Even Mayor Justin Wilson seems open to tweaking the plan, while his opponent, former Mayor Allison Silberberg is for fully returning the four travel lanes on the one mile of roadway next to Inova Alexandria Hospital.
Currently, the City has no plans to widen Seminary Road nor any estimates on how to do so, according to an email from the Alexandria Department of Transportation and Environmental Services. The stretch between N. Quaker Lane and Howard Street was reduced from four to two lanes, and a center turn lane, bike lanes, crosswalks and medians were added. Sidewalks were also installed on both sides of the street.
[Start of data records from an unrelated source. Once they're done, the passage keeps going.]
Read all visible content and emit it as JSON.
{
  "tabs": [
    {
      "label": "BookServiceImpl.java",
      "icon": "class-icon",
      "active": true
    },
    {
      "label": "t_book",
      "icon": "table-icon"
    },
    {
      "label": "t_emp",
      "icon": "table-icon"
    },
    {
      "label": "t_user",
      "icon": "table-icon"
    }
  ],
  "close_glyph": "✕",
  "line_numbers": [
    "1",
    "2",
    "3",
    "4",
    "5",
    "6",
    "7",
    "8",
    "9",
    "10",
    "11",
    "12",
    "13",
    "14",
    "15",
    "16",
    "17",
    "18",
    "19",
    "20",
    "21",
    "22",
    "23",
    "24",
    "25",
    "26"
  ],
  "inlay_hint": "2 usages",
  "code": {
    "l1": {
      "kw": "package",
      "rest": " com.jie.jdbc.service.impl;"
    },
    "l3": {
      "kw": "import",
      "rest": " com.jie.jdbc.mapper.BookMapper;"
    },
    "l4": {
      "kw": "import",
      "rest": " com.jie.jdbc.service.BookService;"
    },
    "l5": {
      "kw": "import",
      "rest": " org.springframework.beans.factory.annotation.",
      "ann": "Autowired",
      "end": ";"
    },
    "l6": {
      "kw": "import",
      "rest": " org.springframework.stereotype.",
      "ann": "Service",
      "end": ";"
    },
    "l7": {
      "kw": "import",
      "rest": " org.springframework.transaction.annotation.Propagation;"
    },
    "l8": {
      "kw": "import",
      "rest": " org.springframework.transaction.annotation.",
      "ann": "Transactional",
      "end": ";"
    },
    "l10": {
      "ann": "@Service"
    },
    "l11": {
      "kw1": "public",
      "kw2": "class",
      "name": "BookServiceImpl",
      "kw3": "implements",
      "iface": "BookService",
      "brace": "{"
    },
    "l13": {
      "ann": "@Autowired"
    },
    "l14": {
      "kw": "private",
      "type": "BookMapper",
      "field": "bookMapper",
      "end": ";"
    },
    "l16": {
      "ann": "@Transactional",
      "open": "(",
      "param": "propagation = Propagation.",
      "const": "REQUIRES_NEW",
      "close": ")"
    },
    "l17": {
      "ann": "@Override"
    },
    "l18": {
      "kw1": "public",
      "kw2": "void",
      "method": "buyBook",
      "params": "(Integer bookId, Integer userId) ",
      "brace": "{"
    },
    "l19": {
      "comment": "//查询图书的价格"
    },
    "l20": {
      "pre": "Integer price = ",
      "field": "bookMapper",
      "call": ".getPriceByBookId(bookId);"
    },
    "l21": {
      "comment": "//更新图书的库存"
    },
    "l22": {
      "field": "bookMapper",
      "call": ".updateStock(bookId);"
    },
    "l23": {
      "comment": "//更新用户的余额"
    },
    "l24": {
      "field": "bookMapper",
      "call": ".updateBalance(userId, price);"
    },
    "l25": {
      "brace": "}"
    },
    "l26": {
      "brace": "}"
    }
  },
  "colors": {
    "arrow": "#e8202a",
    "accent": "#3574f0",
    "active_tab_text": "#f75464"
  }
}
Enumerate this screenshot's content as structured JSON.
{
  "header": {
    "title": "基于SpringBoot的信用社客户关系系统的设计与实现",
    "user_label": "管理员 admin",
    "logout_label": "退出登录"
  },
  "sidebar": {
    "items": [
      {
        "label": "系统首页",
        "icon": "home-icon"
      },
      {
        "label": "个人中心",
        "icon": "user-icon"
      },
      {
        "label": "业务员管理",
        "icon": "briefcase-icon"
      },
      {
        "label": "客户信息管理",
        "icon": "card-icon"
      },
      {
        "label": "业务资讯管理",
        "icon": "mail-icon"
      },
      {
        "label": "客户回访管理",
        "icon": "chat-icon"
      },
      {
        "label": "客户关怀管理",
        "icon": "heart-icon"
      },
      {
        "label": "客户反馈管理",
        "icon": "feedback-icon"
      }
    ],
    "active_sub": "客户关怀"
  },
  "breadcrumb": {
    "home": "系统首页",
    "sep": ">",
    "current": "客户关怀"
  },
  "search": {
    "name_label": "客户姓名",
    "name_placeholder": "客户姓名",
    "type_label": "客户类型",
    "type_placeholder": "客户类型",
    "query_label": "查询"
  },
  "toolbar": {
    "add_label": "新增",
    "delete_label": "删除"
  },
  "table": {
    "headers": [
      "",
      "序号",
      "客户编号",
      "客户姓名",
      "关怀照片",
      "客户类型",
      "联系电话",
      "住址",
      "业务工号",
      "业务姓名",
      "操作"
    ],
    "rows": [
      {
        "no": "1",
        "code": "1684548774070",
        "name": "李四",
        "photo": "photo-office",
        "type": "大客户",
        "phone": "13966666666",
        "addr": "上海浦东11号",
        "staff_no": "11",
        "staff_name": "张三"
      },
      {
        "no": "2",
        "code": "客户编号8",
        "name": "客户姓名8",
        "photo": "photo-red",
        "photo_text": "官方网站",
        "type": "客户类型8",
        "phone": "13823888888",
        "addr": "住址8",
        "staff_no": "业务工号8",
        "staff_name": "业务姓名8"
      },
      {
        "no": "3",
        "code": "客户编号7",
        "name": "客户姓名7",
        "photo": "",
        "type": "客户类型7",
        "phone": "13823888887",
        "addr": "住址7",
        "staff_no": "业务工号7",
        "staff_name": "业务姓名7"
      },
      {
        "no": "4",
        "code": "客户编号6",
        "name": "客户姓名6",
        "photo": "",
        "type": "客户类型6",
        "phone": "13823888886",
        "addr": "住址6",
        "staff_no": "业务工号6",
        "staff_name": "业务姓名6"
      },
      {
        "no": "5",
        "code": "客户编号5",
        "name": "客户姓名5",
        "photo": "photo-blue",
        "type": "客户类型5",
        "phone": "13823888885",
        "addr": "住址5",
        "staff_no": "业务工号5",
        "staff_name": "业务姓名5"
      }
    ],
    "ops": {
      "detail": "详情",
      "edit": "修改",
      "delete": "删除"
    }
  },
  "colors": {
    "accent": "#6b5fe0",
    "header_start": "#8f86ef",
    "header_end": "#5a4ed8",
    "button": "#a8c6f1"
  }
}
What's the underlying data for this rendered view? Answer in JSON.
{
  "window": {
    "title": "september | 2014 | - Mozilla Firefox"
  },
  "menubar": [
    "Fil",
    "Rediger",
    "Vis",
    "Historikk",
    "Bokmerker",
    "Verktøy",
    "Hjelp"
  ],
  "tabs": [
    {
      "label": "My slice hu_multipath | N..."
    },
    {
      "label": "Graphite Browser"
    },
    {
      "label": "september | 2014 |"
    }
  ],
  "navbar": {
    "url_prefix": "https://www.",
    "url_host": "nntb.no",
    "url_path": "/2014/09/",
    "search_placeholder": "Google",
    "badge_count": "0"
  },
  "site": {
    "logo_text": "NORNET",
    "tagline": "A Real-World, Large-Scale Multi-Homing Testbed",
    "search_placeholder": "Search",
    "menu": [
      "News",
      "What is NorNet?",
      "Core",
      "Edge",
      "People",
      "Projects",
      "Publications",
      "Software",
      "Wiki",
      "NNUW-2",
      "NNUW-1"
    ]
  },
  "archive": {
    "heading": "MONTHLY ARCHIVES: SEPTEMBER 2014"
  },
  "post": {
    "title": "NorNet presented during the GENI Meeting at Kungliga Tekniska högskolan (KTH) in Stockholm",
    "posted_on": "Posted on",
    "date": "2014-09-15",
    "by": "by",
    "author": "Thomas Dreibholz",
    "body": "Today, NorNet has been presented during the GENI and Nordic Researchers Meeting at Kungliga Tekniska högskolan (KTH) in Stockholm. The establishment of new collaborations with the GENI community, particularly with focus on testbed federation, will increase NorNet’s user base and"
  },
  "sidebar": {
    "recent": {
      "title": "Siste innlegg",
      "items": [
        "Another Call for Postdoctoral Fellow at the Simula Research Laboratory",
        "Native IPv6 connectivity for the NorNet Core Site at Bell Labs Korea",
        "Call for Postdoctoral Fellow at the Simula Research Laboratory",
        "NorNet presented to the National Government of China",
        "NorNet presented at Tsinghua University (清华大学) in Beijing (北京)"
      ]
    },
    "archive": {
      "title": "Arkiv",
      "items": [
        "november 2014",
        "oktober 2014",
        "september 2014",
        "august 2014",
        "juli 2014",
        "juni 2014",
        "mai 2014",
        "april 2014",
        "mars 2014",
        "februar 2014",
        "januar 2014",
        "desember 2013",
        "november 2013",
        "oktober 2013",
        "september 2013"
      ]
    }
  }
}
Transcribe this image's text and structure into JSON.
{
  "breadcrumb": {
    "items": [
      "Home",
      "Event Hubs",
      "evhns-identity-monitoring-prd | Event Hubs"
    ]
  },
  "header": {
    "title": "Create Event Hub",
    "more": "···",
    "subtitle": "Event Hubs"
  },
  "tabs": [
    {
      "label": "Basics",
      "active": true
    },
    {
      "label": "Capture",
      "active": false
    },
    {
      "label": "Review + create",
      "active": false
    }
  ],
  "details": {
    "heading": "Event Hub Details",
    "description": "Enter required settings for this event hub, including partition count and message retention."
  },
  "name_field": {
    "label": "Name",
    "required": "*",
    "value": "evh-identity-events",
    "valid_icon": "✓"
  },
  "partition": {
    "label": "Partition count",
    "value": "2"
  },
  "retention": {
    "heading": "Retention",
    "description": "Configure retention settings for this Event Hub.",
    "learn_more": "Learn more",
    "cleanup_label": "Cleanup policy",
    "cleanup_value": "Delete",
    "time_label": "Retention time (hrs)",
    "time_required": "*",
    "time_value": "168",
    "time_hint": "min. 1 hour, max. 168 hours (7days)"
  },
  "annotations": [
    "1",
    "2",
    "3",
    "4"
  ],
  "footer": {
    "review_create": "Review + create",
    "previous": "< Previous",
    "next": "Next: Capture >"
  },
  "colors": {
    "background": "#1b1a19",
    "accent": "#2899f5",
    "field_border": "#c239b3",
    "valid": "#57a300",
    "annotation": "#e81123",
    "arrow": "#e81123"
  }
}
The City received thousands of emails and messages against the plan. Shortly after its approval in 2019, City Councilwoman Amy Jackson even tried to get it reversed, although her motion failed for lack of a gaining a second.
City staff estimated after the road diet’s implementation that fully reverting it back to its former self would cost up to $700,000, according to a Feb. 2020 presentation to Council. Replacing the two standard islands with mountable islands would cost $40,000, and it would also cost $300,000 to erase the roadway markings and re-patch the areas with asphalt. Additionally, it is estimated that micro-surfacing the roadway would also cost $500,000.
Shortly before the road diet’s 4-3 Council passage, however, city staff also presented a $150,000 alternative.
“Staff provided this estimate before a conceptual alternative was adopted and before the City’s interdisciplinary team developed detailed design plans,” City staff told ALXnow. “The $300,000 to $700,000 range of estimates were developed post-construction with current (at that time) costs and design plans that were implemented to reflect what would need to be demolished and removed to revert to a four-lane cross section. Further estimating and actual quotes will need to be developed based off the specific Council direction.”